The world of professional golf is embroiled in a very messy, very public divorce with hundreds of millions of dollars at stake.
Thursday in London, 17 of the world’s top golfers, including Dustin Johnson and Phil Mickelson, teed off in the first event on the new Saudi-sponsored LIV Golf tour.
Even though 10 of the 17 players had already formally resigned from the PGA tour, commissioner Jay Monahan officially banned all of them from playing in future PGA events moments after the London event began.
LIV players are still eligible to compete in golf’s four major tournaments, which the PGA does not control.
“These players have made their choice for their own financial-based reasons,” Monahan said in a statement. “But they can’t demand the same PGA Tour membership benefits, considerations, opportunities and platform as you. The expectation disrespects you, our fans and our partners.”
LIV Golf quickly responded: “It’s troubling that the tour, an organization dedicated to creating opportunities for golfers to play the game, is the entity blocking golfers from playing.”
Like many divorces, this is about money.
The eight-event LIV tour is being funded by Saudi Arabia’s sovereign wealth fund, which is controlled by members of the Saudi royal family and has about $600 billion in assets. It is offering prize money of $25 million per tournament, dwarfing even the biggest purses on the PGA tour.
It’s also paid massive appearance fees to entice top players to join this new tour. Johnson and Mickelson were reportedly paid $150 million and $200 million before ever hitting a shot.
Fracturing the game
The RBC Canadian Open, one of the oldest stops on the PGA tour with a total purse of $8.7 million, is being held this week in Toronto and is the first PGA event to go head to head with the LIV tour.
(LIV is the Roman numeral 54, referring to the 54 holes that make up tour events as opposed to the 72 on the PGA Tour)
Even before the tournament began, RBC lost its main spokesperson and face of the Canadian Open when Dustin Johnson abruptly bolted to the LIV Tour.

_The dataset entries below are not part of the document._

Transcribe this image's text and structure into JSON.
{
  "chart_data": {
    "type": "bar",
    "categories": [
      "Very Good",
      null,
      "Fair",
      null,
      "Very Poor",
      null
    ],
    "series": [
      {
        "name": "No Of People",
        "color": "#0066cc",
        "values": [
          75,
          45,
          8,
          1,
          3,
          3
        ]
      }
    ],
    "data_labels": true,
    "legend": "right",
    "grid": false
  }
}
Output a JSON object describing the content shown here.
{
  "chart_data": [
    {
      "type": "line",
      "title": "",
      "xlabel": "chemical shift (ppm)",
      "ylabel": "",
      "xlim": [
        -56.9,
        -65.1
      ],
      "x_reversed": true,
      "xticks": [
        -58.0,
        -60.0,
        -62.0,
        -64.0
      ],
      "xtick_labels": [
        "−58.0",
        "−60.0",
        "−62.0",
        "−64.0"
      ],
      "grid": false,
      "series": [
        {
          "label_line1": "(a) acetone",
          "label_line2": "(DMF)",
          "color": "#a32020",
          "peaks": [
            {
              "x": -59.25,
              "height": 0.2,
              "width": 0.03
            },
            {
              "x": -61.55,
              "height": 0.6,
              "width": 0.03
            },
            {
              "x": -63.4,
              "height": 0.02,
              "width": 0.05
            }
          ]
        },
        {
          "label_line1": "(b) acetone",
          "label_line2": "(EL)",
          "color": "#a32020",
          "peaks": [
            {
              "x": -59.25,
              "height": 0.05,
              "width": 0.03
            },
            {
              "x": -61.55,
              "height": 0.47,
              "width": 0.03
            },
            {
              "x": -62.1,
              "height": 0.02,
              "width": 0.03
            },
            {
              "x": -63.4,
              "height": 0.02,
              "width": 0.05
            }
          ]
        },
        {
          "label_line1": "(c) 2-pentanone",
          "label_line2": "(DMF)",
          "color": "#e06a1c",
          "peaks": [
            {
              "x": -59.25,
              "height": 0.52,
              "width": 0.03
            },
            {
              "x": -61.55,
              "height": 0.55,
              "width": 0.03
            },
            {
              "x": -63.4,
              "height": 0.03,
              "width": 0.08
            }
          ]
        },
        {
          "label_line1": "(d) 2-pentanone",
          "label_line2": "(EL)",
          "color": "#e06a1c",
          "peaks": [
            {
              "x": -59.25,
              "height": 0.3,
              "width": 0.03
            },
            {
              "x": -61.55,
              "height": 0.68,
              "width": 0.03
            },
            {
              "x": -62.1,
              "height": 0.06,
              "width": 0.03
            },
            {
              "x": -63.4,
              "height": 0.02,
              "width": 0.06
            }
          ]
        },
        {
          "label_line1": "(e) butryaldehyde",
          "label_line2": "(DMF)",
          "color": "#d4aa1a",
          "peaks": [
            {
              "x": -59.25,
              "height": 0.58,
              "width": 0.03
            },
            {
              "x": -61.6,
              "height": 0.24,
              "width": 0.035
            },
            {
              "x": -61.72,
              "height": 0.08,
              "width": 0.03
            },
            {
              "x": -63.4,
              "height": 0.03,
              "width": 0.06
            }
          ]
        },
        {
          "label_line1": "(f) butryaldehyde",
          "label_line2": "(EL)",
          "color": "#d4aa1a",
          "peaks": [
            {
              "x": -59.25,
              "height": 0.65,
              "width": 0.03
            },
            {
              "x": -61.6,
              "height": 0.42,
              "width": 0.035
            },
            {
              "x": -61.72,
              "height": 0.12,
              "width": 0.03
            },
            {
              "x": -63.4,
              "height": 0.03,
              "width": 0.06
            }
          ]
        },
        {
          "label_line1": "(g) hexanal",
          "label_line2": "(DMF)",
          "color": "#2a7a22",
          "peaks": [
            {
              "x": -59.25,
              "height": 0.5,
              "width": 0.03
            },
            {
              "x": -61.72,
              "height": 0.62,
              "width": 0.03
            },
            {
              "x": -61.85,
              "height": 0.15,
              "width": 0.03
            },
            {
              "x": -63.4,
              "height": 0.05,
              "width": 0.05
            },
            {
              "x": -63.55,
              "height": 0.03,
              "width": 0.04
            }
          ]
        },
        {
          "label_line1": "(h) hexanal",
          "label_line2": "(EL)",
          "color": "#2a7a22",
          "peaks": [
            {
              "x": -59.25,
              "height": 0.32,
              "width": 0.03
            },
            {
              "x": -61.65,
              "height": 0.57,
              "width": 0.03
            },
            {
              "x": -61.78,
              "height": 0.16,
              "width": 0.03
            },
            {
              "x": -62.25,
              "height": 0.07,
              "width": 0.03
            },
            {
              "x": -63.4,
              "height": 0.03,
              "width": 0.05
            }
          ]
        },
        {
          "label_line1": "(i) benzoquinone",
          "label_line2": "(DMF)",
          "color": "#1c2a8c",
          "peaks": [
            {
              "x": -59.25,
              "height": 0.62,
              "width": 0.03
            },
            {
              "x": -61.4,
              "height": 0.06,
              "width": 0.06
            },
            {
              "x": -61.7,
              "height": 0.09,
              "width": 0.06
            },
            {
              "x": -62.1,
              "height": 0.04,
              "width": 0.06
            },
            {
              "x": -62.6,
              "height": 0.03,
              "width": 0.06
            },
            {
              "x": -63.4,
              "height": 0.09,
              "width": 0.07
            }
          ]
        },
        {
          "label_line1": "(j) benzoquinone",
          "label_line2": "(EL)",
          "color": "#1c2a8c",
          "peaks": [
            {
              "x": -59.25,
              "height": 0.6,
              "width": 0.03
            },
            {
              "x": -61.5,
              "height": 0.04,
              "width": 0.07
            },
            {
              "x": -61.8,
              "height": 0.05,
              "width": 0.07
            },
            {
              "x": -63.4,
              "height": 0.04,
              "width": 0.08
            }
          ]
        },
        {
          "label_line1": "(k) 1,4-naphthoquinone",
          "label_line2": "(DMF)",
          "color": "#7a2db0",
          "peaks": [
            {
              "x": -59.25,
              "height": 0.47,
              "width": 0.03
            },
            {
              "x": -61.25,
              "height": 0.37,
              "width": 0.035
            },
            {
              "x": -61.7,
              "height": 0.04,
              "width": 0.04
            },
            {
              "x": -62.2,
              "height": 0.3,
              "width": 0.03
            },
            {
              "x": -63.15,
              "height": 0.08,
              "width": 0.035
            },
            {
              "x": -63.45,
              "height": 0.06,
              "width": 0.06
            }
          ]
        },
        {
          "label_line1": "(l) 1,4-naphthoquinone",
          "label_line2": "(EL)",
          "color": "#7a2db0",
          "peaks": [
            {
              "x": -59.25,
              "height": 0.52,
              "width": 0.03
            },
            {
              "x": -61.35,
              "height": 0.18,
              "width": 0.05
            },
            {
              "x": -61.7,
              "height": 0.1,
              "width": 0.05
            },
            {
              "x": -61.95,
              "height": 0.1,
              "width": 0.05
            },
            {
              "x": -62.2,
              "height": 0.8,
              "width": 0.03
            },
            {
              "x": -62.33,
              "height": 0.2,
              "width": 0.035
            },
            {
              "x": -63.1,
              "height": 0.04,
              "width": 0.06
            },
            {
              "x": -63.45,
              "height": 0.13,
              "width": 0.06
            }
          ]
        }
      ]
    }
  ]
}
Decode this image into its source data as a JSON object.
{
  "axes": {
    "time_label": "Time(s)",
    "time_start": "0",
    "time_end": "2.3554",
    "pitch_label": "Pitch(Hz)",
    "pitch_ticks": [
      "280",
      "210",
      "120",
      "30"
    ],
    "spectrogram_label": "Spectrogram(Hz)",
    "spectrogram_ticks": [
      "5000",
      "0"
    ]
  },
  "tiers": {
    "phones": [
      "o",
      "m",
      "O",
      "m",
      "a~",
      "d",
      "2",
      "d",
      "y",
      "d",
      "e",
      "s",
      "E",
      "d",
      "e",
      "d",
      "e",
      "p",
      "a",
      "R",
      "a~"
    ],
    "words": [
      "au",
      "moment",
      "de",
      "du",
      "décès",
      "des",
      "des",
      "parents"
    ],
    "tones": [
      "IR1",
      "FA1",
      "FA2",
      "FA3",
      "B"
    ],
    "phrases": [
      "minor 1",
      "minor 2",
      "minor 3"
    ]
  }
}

Tournament officials point to a quality field featuring five of the top 10 players in the world and robust ticket sales as evidence that despite LIV’s arrival on the scene, the PGA is stronger than ever.
“You want to watch the best players in the world, especially some of the best young players in the world. They’re here in Canada. They’re here in Toronto,” RBC Canadian Open tournament director Bryan Crawford told CBC.
At the same time, players expressed worry about how this new deep-pocketed tour could change golf’s future.
“Any decision that you make in your life that’s purely for money usually doesn’t end up going the right way,” said four-time major winner Rory McIlroy. “I think it’s a shame that it’s going to fracture the game.”
Canadian golfer Graham DeLaet, who played for more than decade on the PGA tour before recently retiring, says it will be hard for many players to turn their backs on money never seen before in golf.
“There’s a lot of ethical and moral questions regarding where the money is coming from but guys make their own decisions and,when that cheque is dangled in front of your eyes, I mean it makes things a little more difficult,” DeLaet told CBC.
As DeLaet points out, this story is about more than just money and golf. It’s also about politics.
There has been a renewed focus on Saudi regime backing the upstart LIV tour and its atrocious human rights record including, most recently, the murder of Washington Post journalist Jamal Khashoggi in 2018.
WATCH | LIV Golf’s big money has lured top golfers away from PGA tour:
Golf vs. politics
In the days leading up to the London event, players like Mickelson did their best to keep the worlds of golf and politics separate.
“I’m certainly aware of what happened with Jamal Khashoggi and I think it’s terrible,” Mickelson said. “I’ve also seen the good that the game of golf has done throughout history, and I believe that LIV Golf is going to do a lot of good.”
Fellow LIV player Graheme McDowell rejected the notion that by participating in the Saudi backed tour, he was normalizing or excusing the regime’s atrocities.
“I think as golfers, if we tried to cure geopolitical situations in every country in the world that we play golf in, we wouldn’t play a lot of golf,” he said.
Still, some contend that for golfers, many who have made a fortune playing the game, this should be about more than the money being dangled by the LIV Tour.
Cheri Bradish, a sport marketing professor at Toronto Metropolitan University, argues that the golfers who so far have rejected LIV’s overtures may be the ultimate winners in this just-beginning battle.
“If you want to think about keeping your partners, doing your speaking gigs and still having relationships commercially and people will argue with $150 million, you don’t need those,” Bradish said.
“But you want to believe in this society. that sports figures will understand that they can and could and should do very good things with the platform that they have.”